Todd Webb, Untitled (44UN-7930-609), Trust Territory of Somaliland (Somalia), 1958 © 2021 Todd Webb Archive

In early 2021, a photograph in marvellous colour became viral on social media. Gen Z, mostly diasporic Africans, were hooked by its timeless appeal. It seemed to us a carefully choreographed Instagrammable shot taken during a throwback summer along the turquoise shores of the Côte d’Azur or the Cyclades. In fact, this was a picture-postcard of the Benadir littoral: two young women are walking on a pristine beach while a mutt, of probable terrier-collie pedigree, sits to their right. The young women, perhaps sisters of Hawiye or Darood lineage, are wearing matching yellow dresses in the popular fashion of mid-century urban Somalia: a style which gave way to the translucent and diaphanous voile of the dirac from risqué French Djibouti in the 1970s and thereafter the uniform of the Arabian-imported jilbaab in the 1990s and beyond. The dresses, with their embroidered patterns, are ostensibly handmade. Their white veils, loosely worn, waft in the midsummer wind of the Indian Ocean as they bask in effortless elegance on il lido di Mogadisco. This is Vogue Africa ante literram

The photograph of the young women in the yellow dresses are one of several striking images in Todd Webb in Africa: Outside The Frame.
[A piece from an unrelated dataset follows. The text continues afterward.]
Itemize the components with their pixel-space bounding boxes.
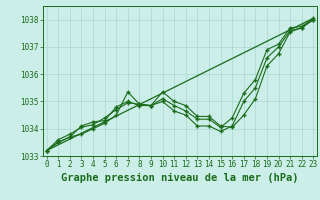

Co-authored and curated by professors Aimée Bessire and Erin Hyde Nolan, the book features a collection of 200 hitherto unseen photographs from a UN assignment that took the American photographer Todd Webb (1905–2000) to eight African countries in 1958. The photographs are accompanied by essays from Western and African artists and scholars (some of whom from the countries Webb visited) which frame the images in a critical postcolonial context. 
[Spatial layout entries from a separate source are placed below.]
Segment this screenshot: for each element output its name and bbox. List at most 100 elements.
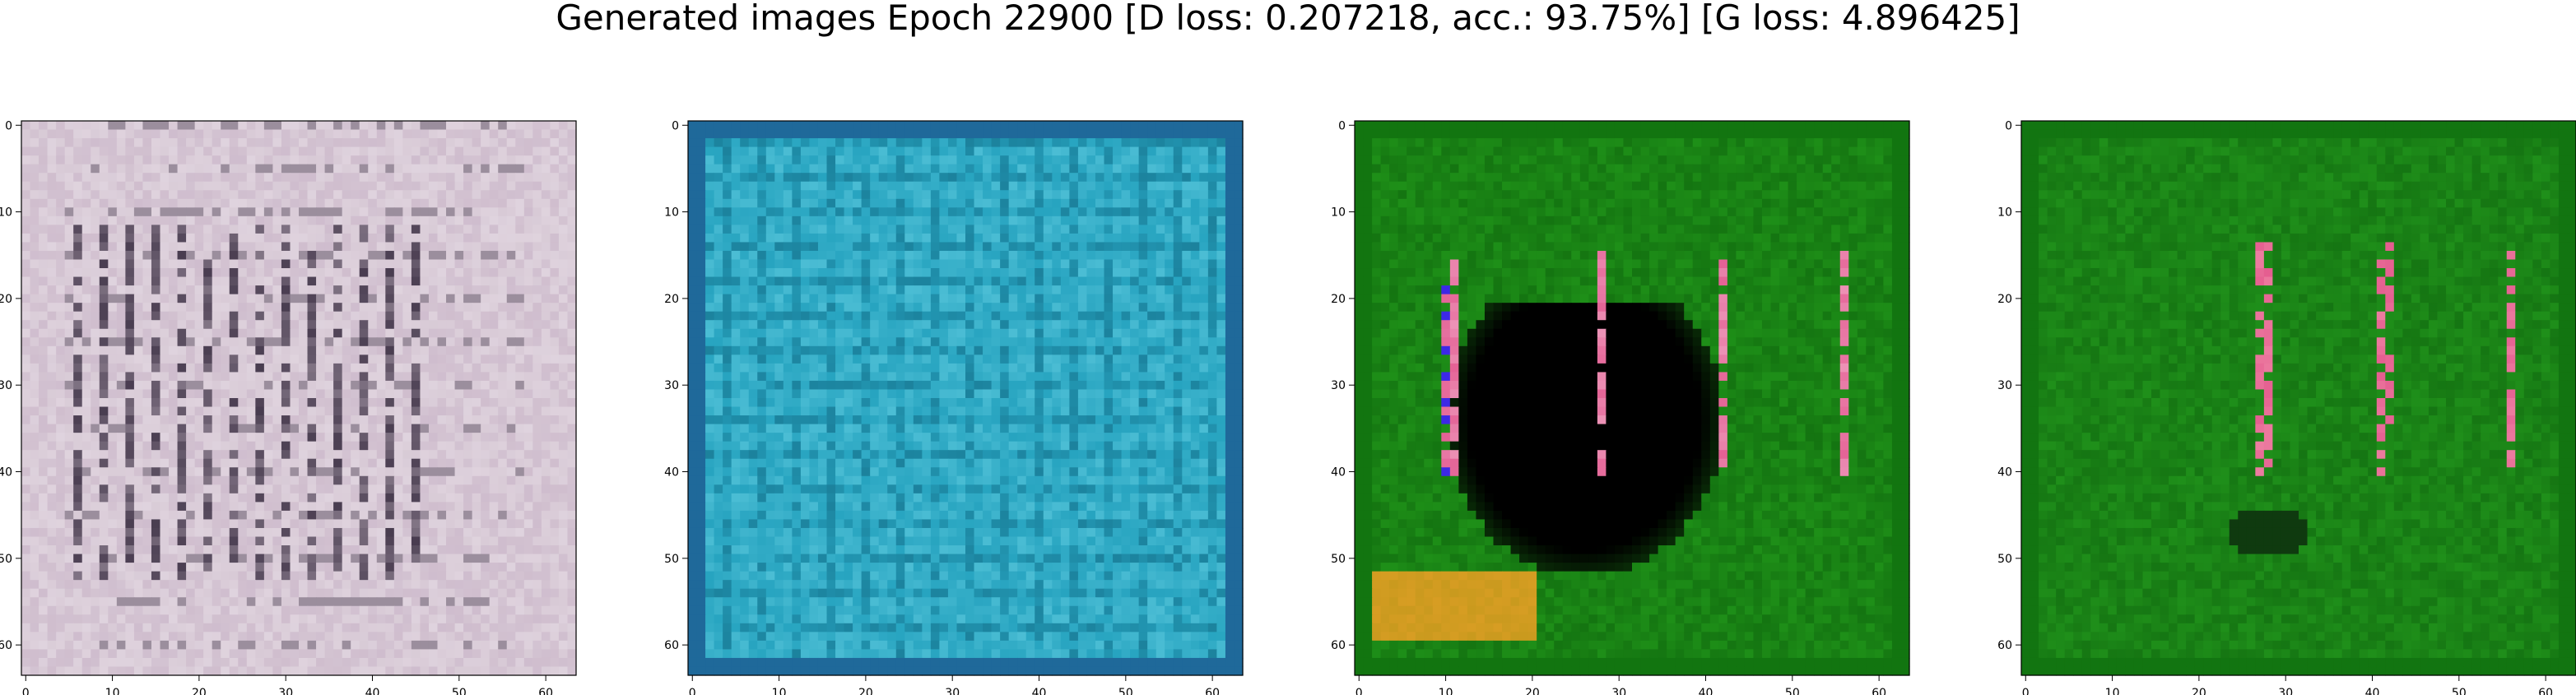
image-pixel	[272, 632, 282, 642]
image-pixel	[177, 276, 187, 286]
image-pixel	[203, 225, 213, 234]
image-pixel	[73, 259, 83, 269]
image-pixel	[714, 215, 723, 225]
image-pixel	[290, 311, 300, 321]
image-pixel	[177, 146, 187, 156]
image-pixel	[411, 484, 421, 494]
image-pixel	[194, 146, 204, 156]
image-pixel	[307, 164, 317, 174]
image-pixel	[21, 372, 31, 382]
image-pixel	[39, 484, 49, 494]
image-pixel	[116, 155, 126, 165]
image-pixel	[30, 657, 40, 668]
image-pixel	[359, 493, 369, 503]
image-pixel	[550, 372, 560, 382]
image-pixel	[1000, 198, 1010, 208]
image-pixel	[774, 155, 784, 165]
image-pixel	[1043, 173, 1053, 183]
image-pixel	[91, 536, 100, 546]
image-pixel	[532, 597, 542, 607]
image-pixel	[472, 450, 481, 460]
image-pixel	[506, 406, 516, 416]
image-pixel	[73, 433, 83, 442]
image-pixel	[878, 207, 888, 217]
image-pixel	[125, 372, 135, 382]
image-pixel	[351, 303, 360, 313]
image-pixel	[723, 138, 732, 148]
image-pixel	[116, 519, 126, 529]
image-pixel	[1025, 215, 1035, 225]
image-pixel	[30, 510, 40, 521]
image-pixel	[359, 190, 369, 200]
image-pixel	[532, 337, 542, 347]
image-pixel	[402, 484, 412, 494]
image-pixel	[1190, 155, 1200, 165]
image-pixel	[765, 233, 775, 243]
image-pixel	[558, 138, 569, 148]
image-pixel	[47, 303, 57, 313]
image-pixel	[255, 527, 265, 538]
image-pixel	[437, 510, 447, 521]
image-pixel	[151, 415, 161, 425]
image-pixel	[376, 467, 386, 477]
image-pixel	[922, 198, 932, 208]
image-pixel	[558, 146, 569, 156]
image-pixel	[359, 554, 369, 563]
image-pixel	[39, 129, 49, 139]
image-pixel	[844, 198, 853, 208]
image-pixel	[39, 398, 49, 408]
image-pixel	[229, 198, 239, 208]
image-pixel	[73, 173, 83, 183]
image-pixel	[229, 389, 239, 399]
image-pixel	[965, 121, 975, 131]
image-pixel	[229, 398, 239, 408]
image-pixel	[783, 129, 793, 139]
image-pixel	[272, 276, 282, 286]
image-pixel	[731, 121, 741, 131]
image-pixel	[125, 450, 135, 460]
image-pixel	[212, 554, 221, 563]
image-pixel	[428, 389, 439, 399]
image-pixel	[108, 354, 118, 364]
image-pixel	[73, 623, 83, 632]
image-pixel	[393, 129, 403, 139]
image-pixel	[39, 510, 49, 521]
image-pixel	[550, 363, 560, 373]
image-pixel	[30, 415, 40, 425]
image-pixel	[1008, 121, 1018, 131]
image-pixel	[688, 173, 698, 183]
image-pixel	[212, 121, 221, 131]
image-pixel	[376, 250, 386, 261]
image-pixel	[740, 181, 750, 191]
image-pixel	[1060, 146, 1070, 156]
image-pixel	[160, 510, 170, 521]
image-pixel	[272, 545, 282, 555]
image-pixel	[844, 164, 853, 174]
image-pixel	[246, 563, 256, 572]
image-pixel	[299, 268, 309, 278]
image-pixel	[1225, 129, 1235, 139]
image-pixel	[73, 571, 83, 581]
image-pixel	[428, 666, 439, 676]
image-pixel	[186, 406, 196, 416]
image-pixel	[895, 138, 905, 148]
image-pixel	[1121, 225, 1131, 234]
image-pixel	[47, 311, 57, 321]
image-pixel	[428, 276, 439, 286]
image-pixel	[56, 380, 66, 391]
image-pixel	[307, 467, 317, 477]
image-pixel	[956, 121, 966, 131]
image-pixel	[108, 605, 118, 615]
image-pixel	[826, 207, 836, 217]
image-pixel	[1165, 190, 1174, 200]
image-pixel	[506, 285, 516, 295]
image-pixel	[1147, 173, 1157, 183]
image-pixel	[558, 545, 569, 555]
image-pixel	[160, 433, 170, 442]
image-pixel	[91, 303, 100, 313]
image-pixel	[376, 623, 386, 632]
image-pixel	[870, 146, 880, 156]
image-pixel	[246, 328, 256, 338]
image-pixel	[281, 233, 291, 243]
image-pixel	[411, 380, 421, 391]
Aimée Bessire and Erin Hyde Nolan, Todd Webb in Africa: Outside the Frame, Thames & Hudson, London, 2021

Webb was no fashion photographer or photojournalist. The erstwhile stockbroker and Quaker-born Midwesterner only discovered photography during the Steinbeckian sojourns of his early 1930s. Neither are his photographs, beautiful and majestic, a mid-century National Geographic redux. As this book shows, Webb upends his UN-commissioned brief to ‘document emerging industries and technologies’. This was too limiting for an artist who could not resist the power of his original oeuvre: to record everyday life and cityscape. And, in an African context gripped in the wind of change, he produced some remarkable results much to the chagrin of his UN patrons. Out of around 1,500 colour negatives which Webb diligently took on three cameras during his five-month assignment, the UN Department of Public Information published only 22 black-and-white images in a seven-page brochure. Those young women in the yellow dresses, and the images of many others, were lost for nearly six decades until their discovery by Betsy Evans Hunt, Webb’s friend and manager of his estate, in a Californian basement in 2015.